A new generation of incinerators is required for shipboard waste disposal to enable Navy ships access to ports and bodies of water around the world without operational constraints related to environmental laws and regulations. The present practice of over-board discharge and storage/off-loading will be unacceptable. Thermal destruction is considered the ultimate solution beyond the year 2000 for all types of waste.
This project established the science and technology basis for a compact, closed-loop-controlled waste incinerator using resonant acoustics for enhanced waste pyrolysis and controlled vortex dynamics for enhanced and controlled afterburning. The afterburning process is closed-loop controlled using newly-developed control components, including diode-laser based sensors for real-time and continuous emission monitoring, new types of actuators, and a non-standard controller based on fuzzy logic or neural nets. A second SERDP project, WP-887: Demonstration of a Compact, Closed-Loop Controlled Waste Incinerator, applied this new technology to two Navy incinerator programs.
The S&T studies consisted of the following: (1) control component development, including separate tasks for the development of advanced sensors, actuators, a process model, and an adaptive controller; (2) sub-scale evaluation of advanced laser diagnostics conducted to evaluate both the trapped-vortex and periodic-vortex concepts and to validate and integrate control components; and (3) comparison of the effectiveness of the new closed-loop controlled system to existing incinerator technologies for compactness and emission characteristics. Sub-scale integration tests further defined the requirements and design criteria for full-scale demonstration and optimization of the sludge incinerator and the plasma arc afterburner.
This project developed two technologies to improve the combustion characteristics of solid and liquid wastes. The first technology applied resonant acoustics to the primary combustion chamber to enhance the burning rate of solid beds and improve the burning characteristics of liquid sprays. The advantages of resonant acoustics for enhancing the pyrolysis processes were demonstrated in simulated solid-waste experiments.
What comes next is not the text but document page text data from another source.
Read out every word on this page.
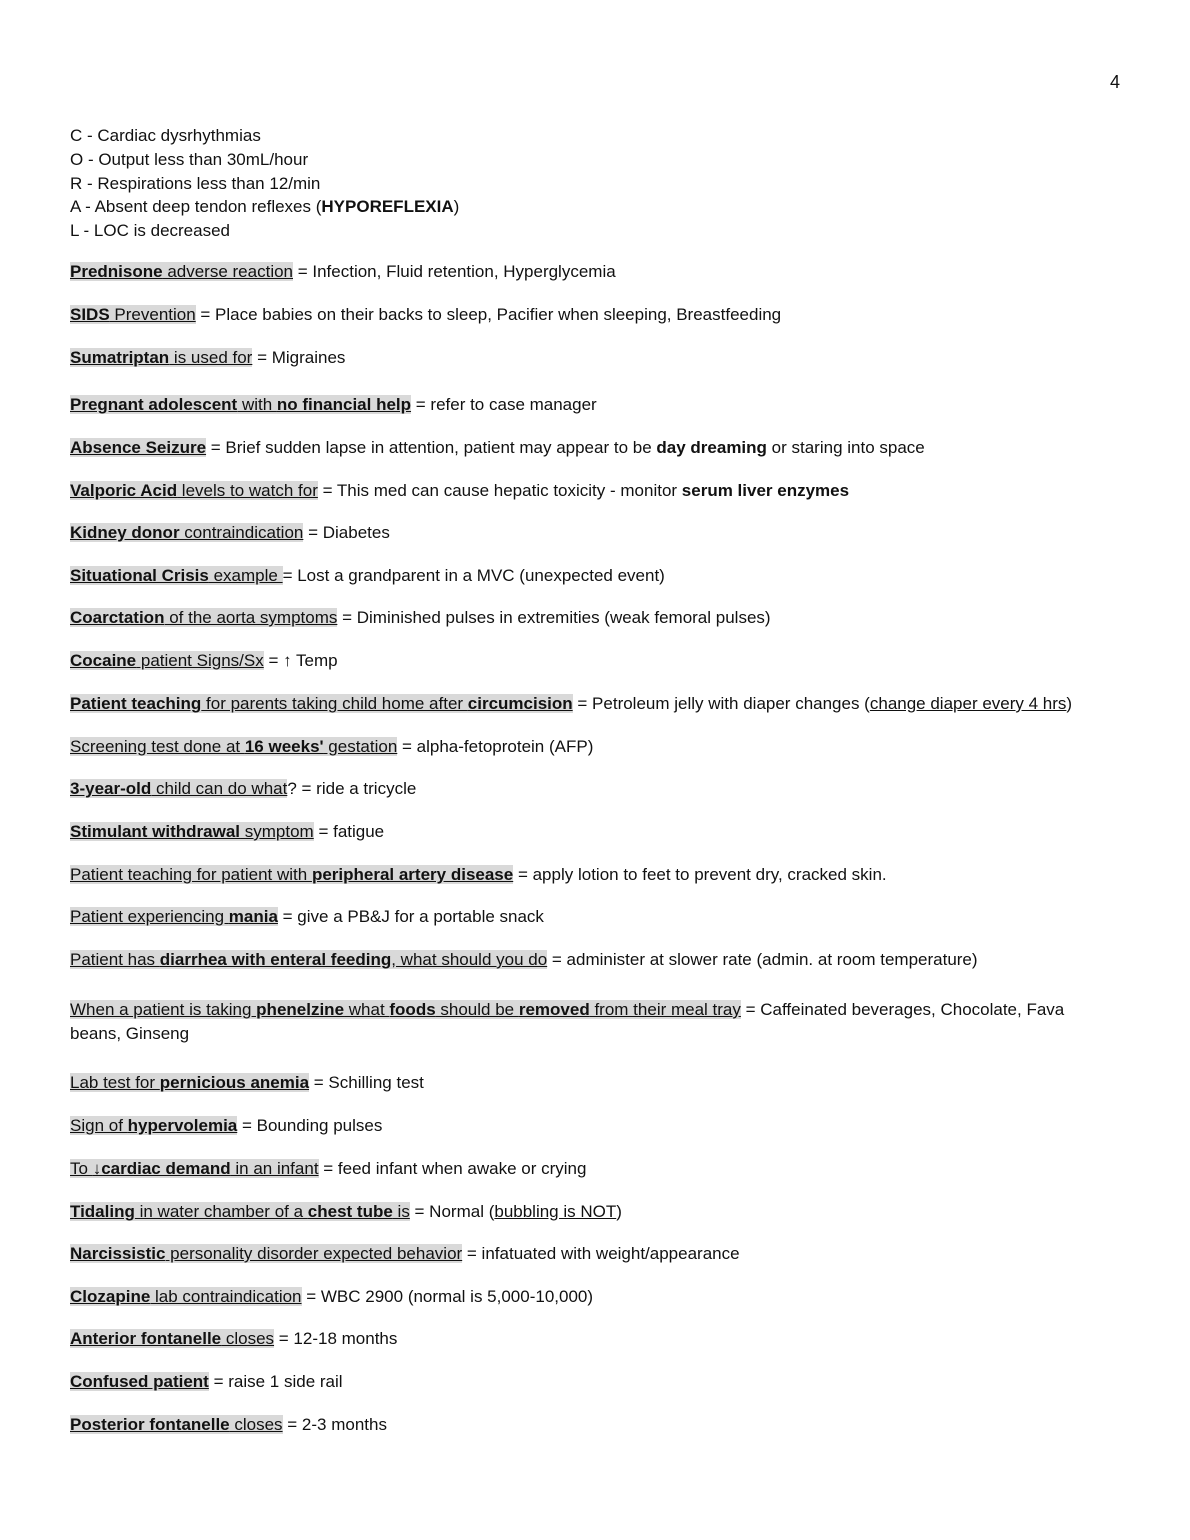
4
C - Cardiac dysrhythmias
O - Output less than 30mL/hour
R - Respirations less than 12/min
A - Absent deep tendon reflexes (HYPOREFLEXIA)
L - LOC is decreased
Prednisone adverse reaction = Infection, Fluid retention, Hyperglycemia
SIDS Prevention = Place babies on their backs to sleep, Pacifier when sleeping, Breastfeeding
Sumatriptan is used for = Migraines
Pregnant adolescent with no financial help = refer to case manager
Absence Seizure = Brief sudden lapse in attention, patient may appear to be day dreaming or staring into space
Valporic Acid levels to watch for = This med can cause hepatic toxicity - monitor serum liver enzymes
Kidney donor contraindication = Diabetes
Situational Crisis example = Lost a grandparent in a MVC (unexpected event)
Coarctation of the aorta symptoms = Diminished pulses in extremities (weak femoral pulses)
Cocaine patient Signs/Sx = ↑ Temp
Patient teaching for parents taking child home after circumcision = Petroleum jelly with diaper changes (change diaper every 4 hrs)
Screening test done at 16 weeks' gestation = alpha-fetoprotein (AFP)
3-year-old child can do what? = ride a tricycle
Stimulant withdrawal symptom = fatigue
Patient teaching for patient with peripheral artery disease = apply lotion to feet to prevent dry, cracked skin.
Patient experiencing mania = give a PB&J for a portable snack
Patient has diarrhea with enteral feeding, what should you do = administer at slower rate (admin. at room temperature)
When a patient is taking phenelzine what foods should be removed from their meal tray = Caffeinated beverages, Chocolate, Fava beans, Ginseng
Lab test for pernicious anemia = Schilling test
Sign of hypervolemia = Bounding pulses
To ↓cardiac demand in an infant = feed infant when awake or crying
Tidaling in water chamber of a chest tube is = Normal (bubbling is NOT)
Narcissistic personality disorder expected behavior = infatuated with weight/appearance
Clozapine lab contraindication = WBC 2900 (normal is 5,000-10,000)
Anterior fontanelle closes = 12-18 months
Confused patient = raise 1 side rail
Posterior fontanelle closes = 2-3 months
The second technology applied active combustion control to the secondary combustion chamber to achieve efficient and controlled afterburning in acoustically stabilized vortices. The active control technology significantly increased the destruction and removal efficiency while greatly reducing emissions of unburned hydrocarbons, carbon monoxide, and nitrogen oxides. The controlled afterburner concept is applicable to a variety of waste treatment and combustor systems. This project was completed in FY 1999.
Successful demonstration of a compact incinerator with real-time exhaust monitoring for active combustion control represents a significant step towards assured waste incineration and can be the basis for the next-generation incinerators. The closed-loop active control of the incineration process will ensure, for the first time, proper incineration. Assured waste incineration onboard ships will result in significant cost savings by avoiding cost for waste off-loading and on-shore destruction, particularly in foreign countries.